Mary's collections of traditional remedies swelled with the contributions and recollections of the West Highland Free Press’s readers, rural doctors and nurses, historians, archaeologists, sociologists, pharmacists, practicing herbalists, crofters, fishermen, teachers, and poets who sent her their cherished family information or professional folklore. Mary earned a well-deserved reputation as the pre-eminent chronicler of Gaelic pharmacy and many people traveled to hear her lecture on ancient medicinal history and the magical relationship to the natural world that no longer exists.
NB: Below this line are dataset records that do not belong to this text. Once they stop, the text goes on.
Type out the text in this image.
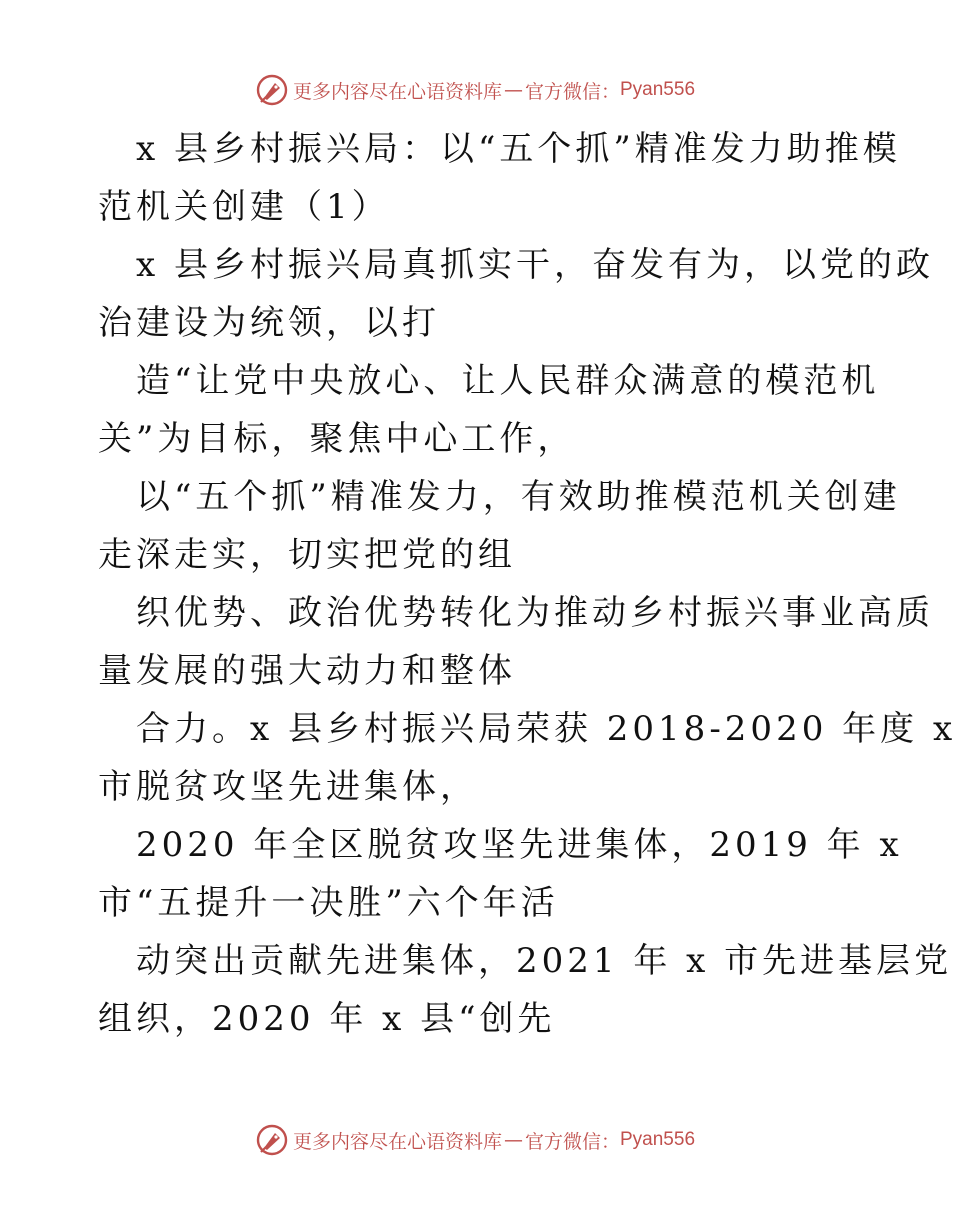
更多内容尽在心语资料库 — 官方微信： Pyan556
x 县乡村振兴局：以“五个抓”精准发力助推模
范机关创建（1）
x 县乡村振兴局真抓实干，奋发有为，以党的政
治建设为统领，以打
造“让党中央放心、让人民群众满意的模范机
关”为目标，聚焦中心工作，
以“五个抓”精准发力，有效助推模范机关创建
走深走实，切实把党的组
织优势、政治优势转化为推动乡村振兴事业高质
量发展的强大动力和整体
合力。x 县乡村振兴局荣获 2018-2020 年度 x
市脱贫攻坚先进集体，
2020 年全区脱贫攻坚先进集体，2019 年 x
市“五提升一决胜”六个年活
动突出贡献先进集体，2021 年 x 市先进基层党
组织，2020 年 x 县“创先
更多内容尽在心语资料库 — 官方微信： Pyan556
I asked her what was difficult about keeping the heritage of Scottish herbal pharmacy alive and she answered emphatically, “It’s not really difficult, at all. Highland people are very much aware and proud of so many aspects of their heritage and they have long memories. However, there’s always that feeling that the people with first-hand knowledge are forever dying off and if only one had started decades earlier… But then, collectors have been making such complaints since at least the 17th century. An interesting new development is that the new Centre for Health Science, in the grounds of Raigmore Hospital in Inverness, has a central courtyard where many of the traditional herbs have been planted with brief accompanying notes on how they were once used. Scientists at the Centre have already begun experiments with, and analysis of, some of the old herbal treatments. The Centre... is keen to keep the heritage alive and also hopes to fund the translation into English of some of the medieval Gaelic medical manuscripts held in the National Library of Scotland. In the talks I have given to locals in village halls and schools, and to professionals and students in hospitals and universities, there has been an equal interest from both lay and qualified people. It’s their heritage!”
Ethnobotany: Keeping the People in Gaelic Pharmacy
Mary kept her collecting of plant information people-based. The late professor Kirsty Larner of Glasgow University’s Sociology department stressed to her the importance of combining the social history of the people with their use of remedies—evaluating the medicine and magic of the people only in the context of their social history. The two go hand-in-hand and cannot be separated without losing the importance of one or the value of the other.
The people’s remedies naturally reflected their problems at the moment, as well as what was in season and could be gathered, Mary said. “A lot depended on what was available in any particular district. For example, in the Badenoch area of the central Highlands, resin from pine trees was much used, especially in the form of plasters for skin cancers (or what were assumed to be cancerous sores or growths). Wild carrots were similarly used in other areas for such problems. Because of its absorbent and slightly antiseptic qualities, sphagnum moss was extensively used for dressing wounds, for women’s periods and as a forerunner of disposable nappies (diapers) for babies.”
Gaelic pharmacy is a rich, vibrant blend of herbal and “other” materia that combined to form a cornucopia of healing techniques. The Scots employed a huge range of plants for their traditional remedies: thyme, honeysuckle flowers, St John’s wort (external applications only), primrose, eyebright, meadowsweet, betony, dandelion, chickweed, mint, a variety of seaweeds… all these and more were once in constant use, says Mary, so that her only real problem as a chronicler was making sure that people who tell her stories of the old herbal treatments knew exactly which plant they meant. “It’s usually best if they can show an example, preferably growing, but a good illustration in a book will do,” she says.